The Mortgage Bankers Association (MBA) stated that for the first time ever, in 2022, banks were losing money on every mortgage they’d financed.
The report from MBA states that “banks lost an average of $301 on each loan they originated in 2022, down from an average profit of $2,339 per loan in 2021.” This is the first time in MBA’s recorded history that they reported this type of loss from independent mortgage banks and mortgage subsidiaries of chartered banks.
The cost of financing a loan has increased to an average of $10,624 as the decline in business is too fast for the decrease in workers. Marina Walsh, the MBA’s VP of Industry Analysis stated that;
“The rapid rise in mortgage rates over a relatively short period of time, combined with extremely low housing inventory and affordability challenges, meant that both purchase and refinance volume plummeted,” adding that “The stellar profits of the previous two years dissipated because of the confluence of declining volume, lower revenues, and higher costs per loan.”
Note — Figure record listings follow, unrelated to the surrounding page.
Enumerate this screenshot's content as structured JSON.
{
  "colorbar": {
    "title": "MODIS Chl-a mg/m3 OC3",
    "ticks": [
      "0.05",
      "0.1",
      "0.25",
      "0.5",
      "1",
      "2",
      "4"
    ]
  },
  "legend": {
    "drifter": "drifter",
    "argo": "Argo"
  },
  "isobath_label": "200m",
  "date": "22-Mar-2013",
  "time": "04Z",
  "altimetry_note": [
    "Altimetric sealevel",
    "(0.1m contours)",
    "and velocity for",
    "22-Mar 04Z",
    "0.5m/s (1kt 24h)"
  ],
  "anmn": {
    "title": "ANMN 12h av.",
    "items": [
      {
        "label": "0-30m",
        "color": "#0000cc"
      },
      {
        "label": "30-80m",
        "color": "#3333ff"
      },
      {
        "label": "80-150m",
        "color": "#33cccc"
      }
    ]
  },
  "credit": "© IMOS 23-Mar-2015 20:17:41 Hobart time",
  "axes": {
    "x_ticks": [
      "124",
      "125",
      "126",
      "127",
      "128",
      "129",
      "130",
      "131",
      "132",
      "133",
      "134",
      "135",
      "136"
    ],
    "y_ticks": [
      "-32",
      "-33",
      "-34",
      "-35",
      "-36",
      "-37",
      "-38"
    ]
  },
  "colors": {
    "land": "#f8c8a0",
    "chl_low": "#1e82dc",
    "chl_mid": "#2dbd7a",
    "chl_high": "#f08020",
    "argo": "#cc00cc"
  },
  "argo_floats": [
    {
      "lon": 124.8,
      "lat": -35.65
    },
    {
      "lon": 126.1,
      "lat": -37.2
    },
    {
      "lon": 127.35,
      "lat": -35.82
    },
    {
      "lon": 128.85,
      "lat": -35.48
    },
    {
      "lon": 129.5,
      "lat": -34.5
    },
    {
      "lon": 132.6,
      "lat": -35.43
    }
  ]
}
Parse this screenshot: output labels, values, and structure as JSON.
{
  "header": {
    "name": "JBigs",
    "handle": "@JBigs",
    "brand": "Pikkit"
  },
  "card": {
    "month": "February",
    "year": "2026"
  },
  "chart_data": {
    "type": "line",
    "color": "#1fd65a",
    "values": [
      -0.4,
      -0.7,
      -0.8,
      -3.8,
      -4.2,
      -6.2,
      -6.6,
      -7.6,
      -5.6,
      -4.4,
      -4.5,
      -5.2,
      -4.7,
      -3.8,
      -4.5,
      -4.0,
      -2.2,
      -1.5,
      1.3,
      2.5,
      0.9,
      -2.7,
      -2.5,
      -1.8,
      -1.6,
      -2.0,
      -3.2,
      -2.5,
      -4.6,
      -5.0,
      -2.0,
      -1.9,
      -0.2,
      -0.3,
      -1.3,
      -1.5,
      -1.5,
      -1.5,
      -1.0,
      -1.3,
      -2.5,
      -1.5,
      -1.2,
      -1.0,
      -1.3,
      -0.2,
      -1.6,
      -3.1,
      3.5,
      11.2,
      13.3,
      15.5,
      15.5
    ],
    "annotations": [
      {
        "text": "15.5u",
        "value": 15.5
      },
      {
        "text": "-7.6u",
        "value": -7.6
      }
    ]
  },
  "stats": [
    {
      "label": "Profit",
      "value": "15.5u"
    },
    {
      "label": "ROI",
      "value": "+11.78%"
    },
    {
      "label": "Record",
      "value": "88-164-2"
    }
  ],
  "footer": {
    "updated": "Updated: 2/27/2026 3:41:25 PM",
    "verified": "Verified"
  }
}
What Caused The Unaffordable Housing Prices
Mortgage rates are near 20-year highs, and house prices are expected to creep upwards as demand is exceeded by the housing supply. Nadia Evangelou, economist and director of research at the National Association of Realtors told Business Insider that a housing crash isn’t expected;
“Back in 2008, we had an oversupply of homes by like 4 million, but now we have less than 1 million, and this is the main factor that keeps home prices from falling.”
Evangelou predicts that housing may drop slightly this year, but only short term, as prices are expected to jump once again in 2024.
On the other hand, Jeff Taylor, an MBA board member, stated that housing prices could fall by over 9% in 2023. Following this would be trading volumes hitting 40-year-lows as individuals aren’t moving around or selling either.